Политико-правовая машина превращается в машину смерти. О необходимости разделения авторитета и власти

К вопросу о власти и авторитете в России. Часть 2

 

Энтони Калделлис в своей теории «чрезвычайного положения», которое византийский император являет самим своим существованием и в котором иногда может оказаться византийский народ, опирается на книгу итальянского философа Джорджо Агамбена, которая подробно разбирает механизмы этой чрезвычайщины. Конечно, Агамбен писал о stato di eccezione (англ. — state of exception) не для того, чтобы погружаться в детали жизни Византии. Его интересовала генеалогия того состояния, в которой часто оказываются современные демократии — так, в формально-правовом отношении, Гитлер не вводил некий «тоталитаризм», а лишь правил 12 лет в рамках «чрезвычайного положения», которое он ввел почти сразу после прихода к власти в 1933 г. Немецкое формально-демократическое государство при Веймарской конституции вообще прибегало к провозглашению чрезвычайного положения около 250 раз в 1920–30-х гг., то же делало французское правительство в 1920–30-е гг. Это позволяло немецкому правительству Брюнинга бороться, например, с угрозой коммунистической революции, а правительству Даладье — решать другие мобилизационные задачи (Агамбен 2011: 9, 25, 28).

Книжку свою Агамбен написал, когда после особого военного приказа президента Джорджа Буша-мл., подписанного в ответ на террористические атаки 2001 г., появились новые «военные комиссии» с чрезвычайными полномочиями по задержанию воюющих против Америки и целые категории людей типа заключенных на военной базе в Гуантанамо, не имеющих четкого юридического статуса, а потому и права апелляции и защиты их адвокатами. Их называют detainees, «задержанные». Они и не военнопленные по Женевской конвенции, но и не арестованные в соответствии с каким-либо внутренним американским законом. Агамбена, конечно же, волновало то, что количеств таких чрезвычайных полномочий у западноевропейских демократий растет: сначала некоторые права человека в 2000-е гг. начали ограничивать ради борьбы с террористической угрозой, а в 2020-м даже базовые права типа свободы передвижения ограничили повсеместно в Европе ради борьбы с коронавирусом. Откуда взялся этот механизм чрезвычайщины, который обеспокоенным философам вроде Агамбена кажется провозвестником худшего нового мира, где все больше и больше нашей жизни может подчиняться и давиться режимом ЧП?

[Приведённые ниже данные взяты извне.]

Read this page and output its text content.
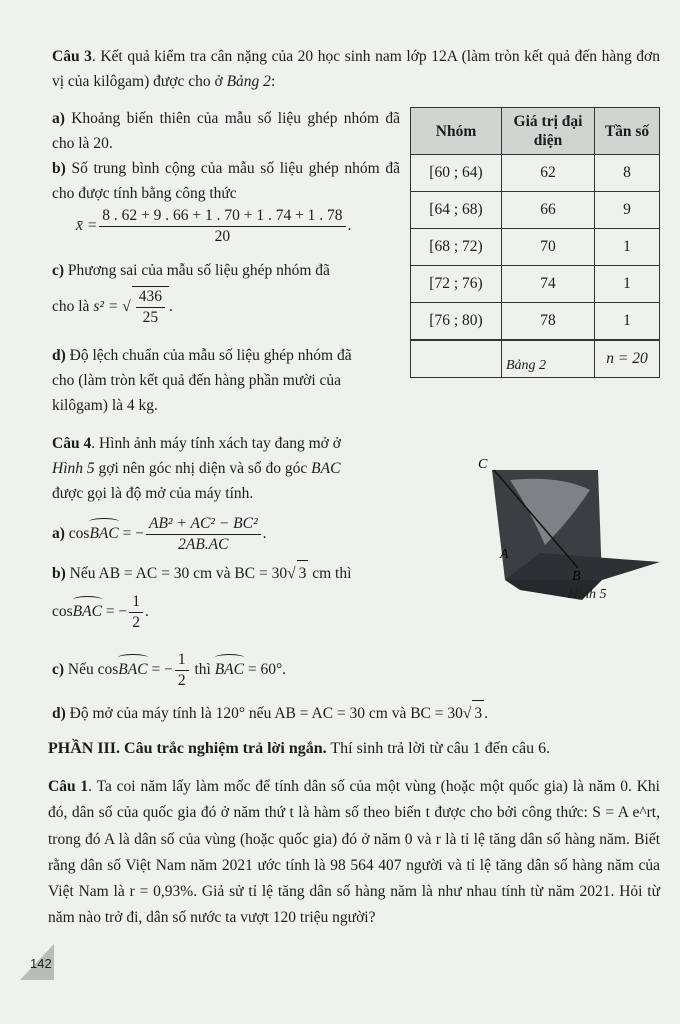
Câu 3. Kết quả kiểm tra cân nặng của 20 học sinh nam lớp 12A (làm tròn kết quả đến hàng đơn vị của kilôgam) được cho ở Bảng 2:
a) Khoảng biến thiên của mẫu số liệu ghép nhóm đã cho là 20.
b) Số trung bình cộng của mẫu số liệu ghép nhóm đã cho được tính bằng công thức
x̄ = $\frac{8 . 62 + 9 . 66 + 1 . 70 + 1 . 74 + 1 . 78}{20}$ .
c) Phương sai của mẫu số liệu ghép nhóm đã
cho là s² = √ $\frac{436}{25}$ .
d) Độ lệch chuẩn của mẫu số liệu ghép nhóm đã cho (làm tròn kết quả đến hàng phần mười của kilôgam) là 4 kg.
Nhóm	Giá trị đại diện	Tần số
[60 ; 64)	62	8
[64 ; 68)	66	9
[68 ; 72)	70	1
[72 ; 76)	74	1
[76 ; 80)	78	1
		n = 20
Bảng 2
Câu 4. Hình ảnh máy tính xách tay đang mở ở
Hình 5 gợi nên góc nhị diện và số đo góc BAC
được gọi là độ mở của máy tính.
a) cosBAC = − $\frac{\text{AB² + AC² − BC²}}{2AB.AC}$ .
b) Nếu AB = AC = 30 cm và BC = 30√ 3 cm thì
cosBAC = − $\frac{1}{2}$ .
c) Nếu cosBAC = − $\frac{1}{2}$ thì BAC = 60°.
d) Độ mở của máy tính là 120° nếu AB = AC = 30 cm và BC = 30√ 3 .
C
A
B
Hình 5
PHẦN III. Câu trắc nghiệm trả lời ngắn. Thí sinh trả lời từ câu 1 đến câu 6.
Câu 1. Ta coi năm lấy làm mốc để tính dân số của một vùng (hoặc một quốc gia) là năm 0. Khi đó, dân số của quốc gia đó ở năm thứ t là hàm số theo biến t được cho bởi công thức: S = A e^rt, trong đó A là dân số của vùng (hoặc quốc gia) đó ở năm 0 và r là tỉ lệ tăng dân số hàng năm. Biết rằng dân số Việt Nam năm 2021 ước tính là 98 564 407 người và tỉ lệ tăng dân số hàng năm của Việt Nam là r = 0,93%. Giả sử tỉ lệ tăng dân số hàng năm là như nhau tính từ năm 2021. Hỏi từ năm nào trở đi, dân số nước ta vượt 120 triệu người?
142
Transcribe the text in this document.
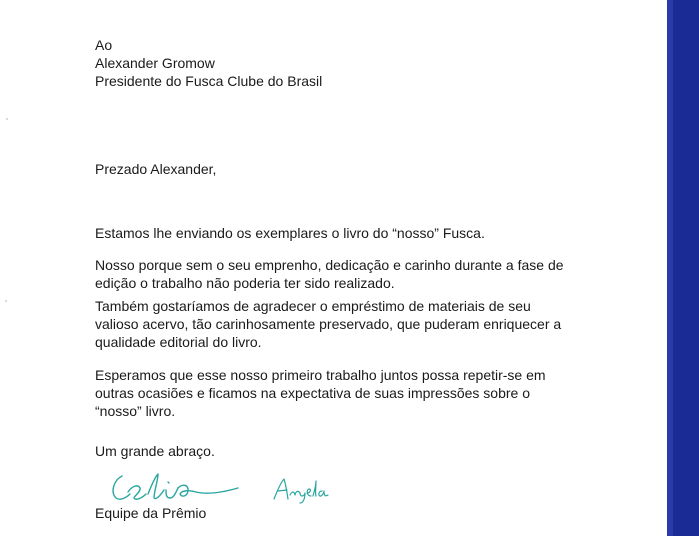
Ao
Alexander Gromow
Presidente do Fusca Clube do Brasil
Prezado Alexander,
Estamos lhe enviando os exemplares o livro do “nosso” Fusca.
Nosso porque sem o seu emprenho, dedicação e carinho durante a fase de
edição o trabalho não poderia ter sido realizado.
Também gostaríamos de agradecer o empréstimo de materiais de seu
valioso acervo, tão carinhosamente preservado, que puderam enriquecer a
qualidade editorial do livro.
Esperamos que esse nosso primeiro trabalho juntos possa repetir-se em
outras ocasiões e ficamos na expectativa de suas impressões sobre o
“nosso” livro.
Um grande abraço.
Equipe da Prêmio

В поиске истоков «чрезвычайного положения» Агамбен отматывает ⁠историю назад до периода ⁠появления в Риме цезарей, т. е. начинает с того периода, ⁠который обычно мы называем в школе «Рим периода республики», но ⁠в терминах этого эссе будет точнее сказать — периода ⁠res publica в виде смешанного ⁠правления. Консулы были тогда монархическим элементом в нем, Сенат — аристократическим, народные трибуны — демократическим, они гарантировали участие плебса. Согласно Агамбену, в то время существовало представление об особой ситуации под названием iustitium, когда приостанавливались все законы и суды прекращали свое нормальное функционирование. Термин iustitium создан по модели sol-stitium, «солнцестояние», и потому iustitium означает замирание или остановку права. Он вводился в римской республике, когда или внешняя армия (например, Ганнибал), или гражданская война (например, развязанная сторонниками Гракхов) угрожали разрушить Рим до основания. Тогда по настоянию Сената провозглашалась эта право-остановка, и предполагалось, что все прежние магистраты (должностные лица, когда-либо имевшие власть — консулы, преторы, диктаторы и т. п.) с оружием в руках должны были ликвидировать эту угрозу самому существованию Рима, а власть нынешних консулов и других магистратов аннулировалась. Если и прежние консулы не действовали, то и простой гражданин мог взять судьбу Рима в свои руки, как сделал Сципиона Назика, убивший Тиберия Гракха. Итак, поводом для введения iustitium было состояние tumulti, беспорядков или того, что обещало вообще опрокинуть res publica.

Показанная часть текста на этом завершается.